12 April,16 at 11:07 AM
Applies to:
All versions of Centrify DirectControl on all platforms
Question:
Since the UNIX operating system is case sensitve, thus logging in with the user account "rIcHaRd" is not the same as the account "richard". On HPUX servers, users are permitted to log into HPUX servers reguardless of the case of the letters in the accounts name.
e.g. Richard == rIcHaRd == RICHARd == rICHARd
Why is this the case?
Answer:
Centrify DirectControl supports a number of different login names, and they are processed in the following priority:
1. Unix login (zone) name
2. Active Directory sAMAccountName
3. Active Directory userPrincipalName
4. Active Directory displayName
5. Active Directory CN (common name)
Unix names are case-sensitive, but Active Directory (ldap in general) values are not. In this specific case, we strongly suspect that "rIJw" also matches one of the Active Directory name values listed above, hence while the match against the Unix name did indeed fail, it successfully matched against your samAccountName, and then discovered that the "rIJw" AD user is also a Unix user called "rijw".

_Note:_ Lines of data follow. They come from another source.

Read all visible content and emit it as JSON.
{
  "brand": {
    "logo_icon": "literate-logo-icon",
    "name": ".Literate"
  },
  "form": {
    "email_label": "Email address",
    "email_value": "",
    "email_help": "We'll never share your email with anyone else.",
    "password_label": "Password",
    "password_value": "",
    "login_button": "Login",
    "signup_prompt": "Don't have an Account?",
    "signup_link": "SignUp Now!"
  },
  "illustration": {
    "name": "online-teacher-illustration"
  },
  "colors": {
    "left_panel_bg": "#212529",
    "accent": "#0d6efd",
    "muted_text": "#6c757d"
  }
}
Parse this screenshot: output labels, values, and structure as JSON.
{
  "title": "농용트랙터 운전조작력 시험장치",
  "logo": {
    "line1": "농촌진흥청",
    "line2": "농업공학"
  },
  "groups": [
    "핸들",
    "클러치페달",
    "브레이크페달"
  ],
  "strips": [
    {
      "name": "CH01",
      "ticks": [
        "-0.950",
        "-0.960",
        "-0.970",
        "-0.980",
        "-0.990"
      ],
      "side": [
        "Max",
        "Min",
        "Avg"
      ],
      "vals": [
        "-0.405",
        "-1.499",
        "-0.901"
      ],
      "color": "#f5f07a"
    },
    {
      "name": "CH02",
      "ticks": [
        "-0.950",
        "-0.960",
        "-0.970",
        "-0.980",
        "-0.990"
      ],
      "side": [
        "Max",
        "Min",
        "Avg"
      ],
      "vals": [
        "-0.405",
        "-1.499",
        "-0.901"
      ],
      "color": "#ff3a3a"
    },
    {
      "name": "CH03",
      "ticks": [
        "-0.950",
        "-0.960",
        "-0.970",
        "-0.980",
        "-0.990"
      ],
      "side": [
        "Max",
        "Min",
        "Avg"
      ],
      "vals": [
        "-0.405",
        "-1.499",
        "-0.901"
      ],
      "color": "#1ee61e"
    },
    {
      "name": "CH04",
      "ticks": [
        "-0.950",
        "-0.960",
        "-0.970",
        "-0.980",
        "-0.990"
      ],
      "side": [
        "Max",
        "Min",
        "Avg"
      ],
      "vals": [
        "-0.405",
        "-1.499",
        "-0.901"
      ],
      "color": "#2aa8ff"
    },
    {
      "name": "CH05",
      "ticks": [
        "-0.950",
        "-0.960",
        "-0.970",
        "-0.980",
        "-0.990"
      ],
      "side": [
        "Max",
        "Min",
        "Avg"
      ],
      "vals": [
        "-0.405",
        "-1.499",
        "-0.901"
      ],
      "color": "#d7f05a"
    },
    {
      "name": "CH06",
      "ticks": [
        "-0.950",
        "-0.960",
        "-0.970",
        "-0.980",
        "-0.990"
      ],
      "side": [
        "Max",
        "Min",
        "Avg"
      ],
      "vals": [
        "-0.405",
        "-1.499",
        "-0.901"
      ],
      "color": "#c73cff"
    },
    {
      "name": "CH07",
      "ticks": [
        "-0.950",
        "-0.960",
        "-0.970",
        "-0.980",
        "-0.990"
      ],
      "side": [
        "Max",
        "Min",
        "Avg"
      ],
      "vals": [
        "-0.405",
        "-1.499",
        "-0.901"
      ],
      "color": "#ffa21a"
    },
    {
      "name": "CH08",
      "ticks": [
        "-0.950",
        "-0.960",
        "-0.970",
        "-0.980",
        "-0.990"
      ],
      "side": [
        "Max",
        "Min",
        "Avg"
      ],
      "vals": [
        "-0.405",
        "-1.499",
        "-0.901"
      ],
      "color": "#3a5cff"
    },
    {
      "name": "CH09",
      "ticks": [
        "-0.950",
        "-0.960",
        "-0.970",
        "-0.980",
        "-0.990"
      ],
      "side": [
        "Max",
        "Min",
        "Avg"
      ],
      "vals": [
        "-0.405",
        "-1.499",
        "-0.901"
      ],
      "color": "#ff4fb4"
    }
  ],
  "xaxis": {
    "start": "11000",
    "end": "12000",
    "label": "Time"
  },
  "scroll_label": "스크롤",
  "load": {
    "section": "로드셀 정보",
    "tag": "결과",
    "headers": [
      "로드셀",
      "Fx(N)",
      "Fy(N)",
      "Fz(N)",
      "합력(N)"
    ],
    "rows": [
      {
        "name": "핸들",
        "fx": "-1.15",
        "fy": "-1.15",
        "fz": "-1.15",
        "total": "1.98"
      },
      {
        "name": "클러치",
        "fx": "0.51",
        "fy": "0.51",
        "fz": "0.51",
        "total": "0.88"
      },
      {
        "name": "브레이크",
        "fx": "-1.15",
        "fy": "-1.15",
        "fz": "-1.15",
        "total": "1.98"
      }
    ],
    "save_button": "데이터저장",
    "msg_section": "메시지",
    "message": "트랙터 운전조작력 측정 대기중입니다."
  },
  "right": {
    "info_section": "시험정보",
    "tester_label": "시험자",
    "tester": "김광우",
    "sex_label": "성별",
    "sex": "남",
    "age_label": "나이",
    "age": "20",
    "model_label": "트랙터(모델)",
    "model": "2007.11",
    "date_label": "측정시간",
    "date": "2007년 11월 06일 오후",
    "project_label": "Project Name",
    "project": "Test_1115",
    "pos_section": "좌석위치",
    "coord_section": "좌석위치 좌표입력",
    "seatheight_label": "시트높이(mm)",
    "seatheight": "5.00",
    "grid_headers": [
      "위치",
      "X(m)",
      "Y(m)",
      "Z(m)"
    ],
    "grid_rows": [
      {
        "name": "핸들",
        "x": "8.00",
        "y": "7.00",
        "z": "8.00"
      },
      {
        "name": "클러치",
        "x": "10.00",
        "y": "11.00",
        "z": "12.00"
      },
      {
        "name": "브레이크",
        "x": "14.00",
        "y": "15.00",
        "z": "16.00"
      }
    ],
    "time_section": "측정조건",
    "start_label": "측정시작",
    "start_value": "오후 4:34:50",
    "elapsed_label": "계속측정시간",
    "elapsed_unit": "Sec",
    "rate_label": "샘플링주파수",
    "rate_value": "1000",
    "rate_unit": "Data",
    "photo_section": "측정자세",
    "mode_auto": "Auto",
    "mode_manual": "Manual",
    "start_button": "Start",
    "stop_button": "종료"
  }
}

As a quick test, you could change your Unix login name in the zone from "rijw" to "richard". You would then find that attempting to login as the user "RICHARD" would fail as you expected.
Note numbers 4 and 5 can be disabled in the centrifydc.conf file setting the following properties to false:
adclient.user.lookup.display: false
adclient.user.lookup.cn: false
We recommend that new customers set these values to false to improve peformance.